Display units, ad-wrapped trains and more: Suresh Prabhu’s mega plans to boost revenue of Indian Railways
The Indian Railways is targeting to increase its non-fare revenues (NFR) to Rs 1,500 crore by the end of this fiscal from current Rs 300 crore per year.
According to a report in The Economic Times, the newly constituted NFR directorate in the Ministry of Railways is working closely with private consultants like KPMG and Ernst & Young (EY) to monetise its assets.
EY was appointed as a consultant to discover the advertising potential in trains and railway stations. The American multinational was asked to identify assets and formulate a pricing strategy for advertising across 7,000 railways stations in the country.
The firm has already started its exercise in this regard. And this is also the first time in the country that a large-scale project to identify and leverage pan-India advertising opportunities has been initiated.

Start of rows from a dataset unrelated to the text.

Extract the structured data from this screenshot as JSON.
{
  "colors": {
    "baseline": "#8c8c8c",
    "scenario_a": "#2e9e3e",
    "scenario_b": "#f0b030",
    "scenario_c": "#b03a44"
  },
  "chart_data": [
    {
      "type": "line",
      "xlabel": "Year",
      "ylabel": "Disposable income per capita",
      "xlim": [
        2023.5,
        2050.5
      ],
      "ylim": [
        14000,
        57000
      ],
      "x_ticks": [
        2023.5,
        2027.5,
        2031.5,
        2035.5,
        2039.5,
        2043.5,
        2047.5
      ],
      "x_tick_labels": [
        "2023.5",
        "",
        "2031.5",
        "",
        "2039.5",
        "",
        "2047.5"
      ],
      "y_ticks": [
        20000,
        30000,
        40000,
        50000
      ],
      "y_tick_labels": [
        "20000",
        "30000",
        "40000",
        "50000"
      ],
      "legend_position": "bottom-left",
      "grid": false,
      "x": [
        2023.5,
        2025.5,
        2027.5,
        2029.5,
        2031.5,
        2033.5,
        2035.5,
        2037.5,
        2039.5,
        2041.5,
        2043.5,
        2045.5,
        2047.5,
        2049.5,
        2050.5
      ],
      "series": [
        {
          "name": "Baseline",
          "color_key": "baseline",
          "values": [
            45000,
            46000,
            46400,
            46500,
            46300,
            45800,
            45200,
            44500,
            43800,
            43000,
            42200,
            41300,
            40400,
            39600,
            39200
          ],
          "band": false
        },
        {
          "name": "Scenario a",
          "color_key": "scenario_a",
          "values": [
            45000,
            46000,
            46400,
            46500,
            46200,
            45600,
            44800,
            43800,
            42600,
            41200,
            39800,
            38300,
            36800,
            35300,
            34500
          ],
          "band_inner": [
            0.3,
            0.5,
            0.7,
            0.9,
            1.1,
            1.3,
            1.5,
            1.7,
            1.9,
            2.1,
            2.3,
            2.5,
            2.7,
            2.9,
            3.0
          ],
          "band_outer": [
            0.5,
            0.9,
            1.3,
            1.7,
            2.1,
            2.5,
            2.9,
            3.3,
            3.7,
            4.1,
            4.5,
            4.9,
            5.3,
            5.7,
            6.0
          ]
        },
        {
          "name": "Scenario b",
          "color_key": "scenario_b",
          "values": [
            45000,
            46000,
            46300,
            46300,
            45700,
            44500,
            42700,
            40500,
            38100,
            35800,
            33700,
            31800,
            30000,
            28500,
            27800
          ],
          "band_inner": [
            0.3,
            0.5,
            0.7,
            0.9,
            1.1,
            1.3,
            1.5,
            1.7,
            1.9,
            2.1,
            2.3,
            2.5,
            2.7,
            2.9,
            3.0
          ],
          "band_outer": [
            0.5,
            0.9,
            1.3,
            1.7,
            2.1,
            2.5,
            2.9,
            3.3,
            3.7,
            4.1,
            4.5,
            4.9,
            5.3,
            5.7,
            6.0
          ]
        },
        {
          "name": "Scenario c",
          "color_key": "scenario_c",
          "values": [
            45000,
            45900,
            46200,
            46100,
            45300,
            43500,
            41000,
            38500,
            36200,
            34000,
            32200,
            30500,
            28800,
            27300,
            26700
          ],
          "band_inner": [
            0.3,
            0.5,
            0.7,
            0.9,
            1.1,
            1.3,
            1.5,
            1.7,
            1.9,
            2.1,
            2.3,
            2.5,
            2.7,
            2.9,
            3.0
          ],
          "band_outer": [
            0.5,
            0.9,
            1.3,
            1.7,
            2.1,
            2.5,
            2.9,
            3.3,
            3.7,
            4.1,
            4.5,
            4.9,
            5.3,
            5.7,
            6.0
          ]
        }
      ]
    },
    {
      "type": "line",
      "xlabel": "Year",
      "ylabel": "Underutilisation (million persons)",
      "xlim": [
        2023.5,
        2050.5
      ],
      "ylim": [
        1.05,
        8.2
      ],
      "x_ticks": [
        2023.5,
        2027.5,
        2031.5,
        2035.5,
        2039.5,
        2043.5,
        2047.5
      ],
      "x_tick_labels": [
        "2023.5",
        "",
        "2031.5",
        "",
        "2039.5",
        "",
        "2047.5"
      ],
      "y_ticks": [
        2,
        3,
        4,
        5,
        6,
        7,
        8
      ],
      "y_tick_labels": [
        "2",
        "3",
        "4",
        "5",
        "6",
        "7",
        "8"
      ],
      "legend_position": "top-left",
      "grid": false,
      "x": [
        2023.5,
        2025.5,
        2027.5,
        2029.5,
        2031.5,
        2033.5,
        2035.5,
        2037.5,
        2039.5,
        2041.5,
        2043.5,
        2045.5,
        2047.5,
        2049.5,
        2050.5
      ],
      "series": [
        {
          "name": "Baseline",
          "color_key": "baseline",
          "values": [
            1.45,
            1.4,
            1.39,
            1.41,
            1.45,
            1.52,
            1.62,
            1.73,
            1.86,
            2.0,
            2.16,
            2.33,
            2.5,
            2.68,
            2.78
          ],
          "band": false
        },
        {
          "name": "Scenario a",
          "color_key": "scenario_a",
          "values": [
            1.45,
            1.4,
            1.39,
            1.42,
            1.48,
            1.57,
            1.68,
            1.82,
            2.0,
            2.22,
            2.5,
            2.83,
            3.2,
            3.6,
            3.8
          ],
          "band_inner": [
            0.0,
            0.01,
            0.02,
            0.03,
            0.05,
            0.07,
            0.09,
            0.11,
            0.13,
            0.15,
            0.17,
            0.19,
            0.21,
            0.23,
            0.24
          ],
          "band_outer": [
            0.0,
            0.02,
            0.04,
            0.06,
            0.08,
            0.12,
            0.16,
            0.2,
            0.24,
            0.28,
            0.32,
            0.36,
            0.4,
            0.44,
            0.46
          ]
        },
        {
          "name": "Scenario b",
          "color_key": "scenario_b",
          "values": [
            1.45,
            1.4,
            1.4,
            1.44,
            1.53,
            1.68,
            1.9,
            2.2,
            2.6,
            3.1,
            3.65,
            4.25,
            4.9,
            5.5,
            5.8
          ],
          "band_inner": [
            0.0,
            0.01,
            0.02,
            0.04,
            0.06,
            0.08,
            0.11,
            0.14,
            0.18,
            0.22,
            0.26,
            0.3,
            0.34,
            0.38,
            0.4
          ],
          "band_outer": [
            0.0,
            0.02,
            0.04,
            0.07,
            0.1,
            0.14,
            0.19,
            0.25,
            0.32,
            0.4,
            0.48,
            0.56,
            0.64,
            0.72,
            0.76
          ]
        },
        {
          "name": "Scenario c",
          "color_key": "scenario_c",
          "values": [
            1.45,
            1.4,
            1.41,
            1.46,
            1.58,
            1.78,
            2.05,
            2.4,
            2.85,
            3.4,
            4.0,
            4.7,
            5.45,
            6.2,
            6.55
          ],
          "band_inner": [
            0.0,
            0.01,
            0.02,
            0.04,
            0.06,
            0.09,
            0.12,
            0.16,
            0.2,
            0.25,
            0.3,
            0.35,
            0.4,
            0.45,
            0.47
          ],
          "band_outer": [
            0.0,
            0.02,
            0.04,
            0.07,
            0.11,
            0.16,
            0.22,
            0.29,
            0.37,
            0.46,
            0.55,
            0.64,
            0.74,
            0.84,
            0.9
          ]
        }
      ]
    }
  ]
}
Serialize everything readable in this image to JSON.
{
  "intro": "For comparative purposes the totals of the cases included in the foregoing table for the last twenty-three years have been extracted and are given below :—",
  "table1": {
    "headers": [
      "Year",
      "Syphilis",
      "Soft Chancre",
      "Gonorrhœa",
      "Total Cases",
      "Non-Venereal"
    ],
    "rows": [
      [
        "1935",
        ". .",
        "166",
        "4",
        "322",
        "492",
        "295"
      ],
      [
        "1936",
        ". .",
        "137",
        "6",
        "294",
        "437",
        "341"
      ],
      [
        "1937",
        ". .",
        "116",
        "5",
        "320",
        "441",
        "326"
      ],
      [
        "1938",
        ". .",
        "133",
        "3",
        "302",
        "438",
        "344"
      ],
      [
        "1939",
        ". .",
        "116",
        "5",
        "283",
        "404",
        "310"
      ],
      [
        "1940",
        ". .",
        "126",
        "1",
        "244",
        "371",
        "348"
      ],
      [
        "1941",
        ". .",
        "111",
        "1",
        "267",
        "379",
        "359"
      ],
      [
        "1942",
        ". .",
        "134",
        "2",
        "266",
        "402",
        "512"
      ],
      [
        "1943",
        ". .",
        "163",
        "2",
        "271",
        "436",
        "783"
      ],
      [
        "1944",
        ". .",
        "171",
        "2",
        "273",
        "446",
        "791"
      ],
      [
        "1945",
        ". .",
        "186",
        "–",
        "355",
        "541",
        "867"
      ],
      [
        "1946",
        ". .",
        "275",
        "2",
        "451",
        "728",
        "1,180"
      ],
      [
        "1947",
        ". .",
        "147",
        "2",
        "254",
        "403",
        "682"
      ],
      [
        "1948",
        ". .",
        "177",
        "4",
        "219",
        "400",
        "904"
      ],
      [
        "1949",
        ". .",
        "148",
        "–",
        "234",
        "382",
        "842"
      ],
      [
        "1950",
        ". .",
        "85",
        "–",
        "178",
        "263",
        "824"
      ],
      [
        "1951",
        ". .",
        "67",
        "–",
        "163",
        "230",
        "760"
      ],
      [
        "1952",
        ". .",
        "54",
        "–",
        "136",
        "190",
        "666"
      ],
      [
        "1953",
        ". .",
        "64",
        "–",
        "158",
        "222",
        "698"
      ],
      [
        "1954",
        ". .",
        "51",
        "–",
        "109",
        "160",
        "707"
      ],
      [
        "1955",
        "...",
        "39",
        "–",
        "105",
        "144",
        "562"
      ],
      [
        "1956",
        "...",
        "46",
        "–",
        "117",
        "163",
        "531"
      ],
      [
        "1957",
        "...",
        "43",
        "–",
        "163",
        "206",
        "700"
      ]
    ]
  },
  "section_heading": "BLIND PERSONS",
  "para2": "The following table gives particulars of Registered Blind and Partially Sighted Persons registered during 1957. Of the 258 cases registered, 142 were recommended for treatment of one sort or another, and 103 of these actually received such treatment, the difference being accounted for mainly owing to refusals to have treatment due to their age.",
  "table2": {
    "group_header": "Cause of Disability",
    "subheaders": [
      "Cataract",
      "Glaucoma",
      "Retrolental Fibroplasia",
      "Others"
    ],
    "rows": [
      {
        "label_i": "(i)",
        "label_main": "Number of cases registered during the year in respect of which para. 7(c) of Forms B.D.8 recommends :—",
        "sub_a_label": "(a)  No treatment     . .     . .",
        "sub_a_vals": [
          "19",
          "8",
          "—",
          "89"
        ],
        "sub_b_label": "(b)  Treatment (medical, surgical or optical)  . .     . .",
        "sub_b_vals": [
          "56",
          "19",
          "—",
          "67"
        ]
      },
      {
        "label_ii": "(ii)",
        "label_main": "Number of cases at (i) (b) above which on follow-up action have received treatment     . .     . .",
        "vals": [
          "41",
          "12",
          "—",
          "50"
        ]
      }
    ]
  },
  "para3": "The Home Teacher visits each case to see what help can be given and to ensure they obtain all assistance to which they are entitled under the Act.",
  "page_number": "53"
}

The most ambitious among all NFR projects is the proposed Rail Display Network (RDN).
KPMG had in June submitted its report on RDN stating that Indian Railways can earn up to Rs 1,000 crore after the first year itself. However, the national transporter said that it aims to generate Rs 3,500 crore annually by end of the sixth year of its launch.
Under this project, the Indian Railways will install 200,000 big digital multipurpose screens at 2,175 railway stations across the country.
The display units will show rail-related information on half the screen and advertisements on the other half.
Ranjan Thakur, executive director for NFR, told ET that the idea is to use eye-ball capture of the specific information seeker or waiting passenger to earn revenue from 50 per cent surface area.
“It will not only increase passenger satisfaction with timely information, it will be a significant source of revenue for railways. It will take OOH (Out-of-Home) advertising to a new level,” Thakur said.
The move comes after Railway Minister Suresh Prabhu had in the Union Rail Budget proposed to raise non-fare earnings.
Railways had earlier this month awarded letters of invitation to four media groups -- MIC Electronics, Zee Media Corporation, Prabhatam Advertising Ltd and Direct News Pvt Ltd -- to conduct proof of concept at four selected stations -- Gwalior, Jaipur, Old Delhi and Gorakhpur. They have been given the deadline of October-end to have the project up and running.
Other measures to generate NFR include launching of ad-wrapped trains. It is seen as one of another major source of revenue. The Indian Railways has finalised that New Delhi-Mumbai Rajdhani Express and August Kranti Rajdhani will be the first to begin with. Other Mumbai-based trains would be next, followed by Chennai and Bengaluru-bound trains.
“Vinyl wrapping will also save the cost of painting of coaches and easy to maintain. The added advantage is it will catch eyeballs and industry will get a captive audience. We are trying to use all available railways resources to increase revenues. The idea is that railways income should not be solely dependent on freight and passenger fare,” a senior railway officer said.
Other initiatives like launching rail radio through private participation, website and app monetisation, and product displays are in the pipeline that are aimed at generating the non-fare revenues of the Indian Railways.
Indian Railways runs 13000 trains per day on 63,000 kilometer of track and carries 23 million passengers, equivalent to population of Australia.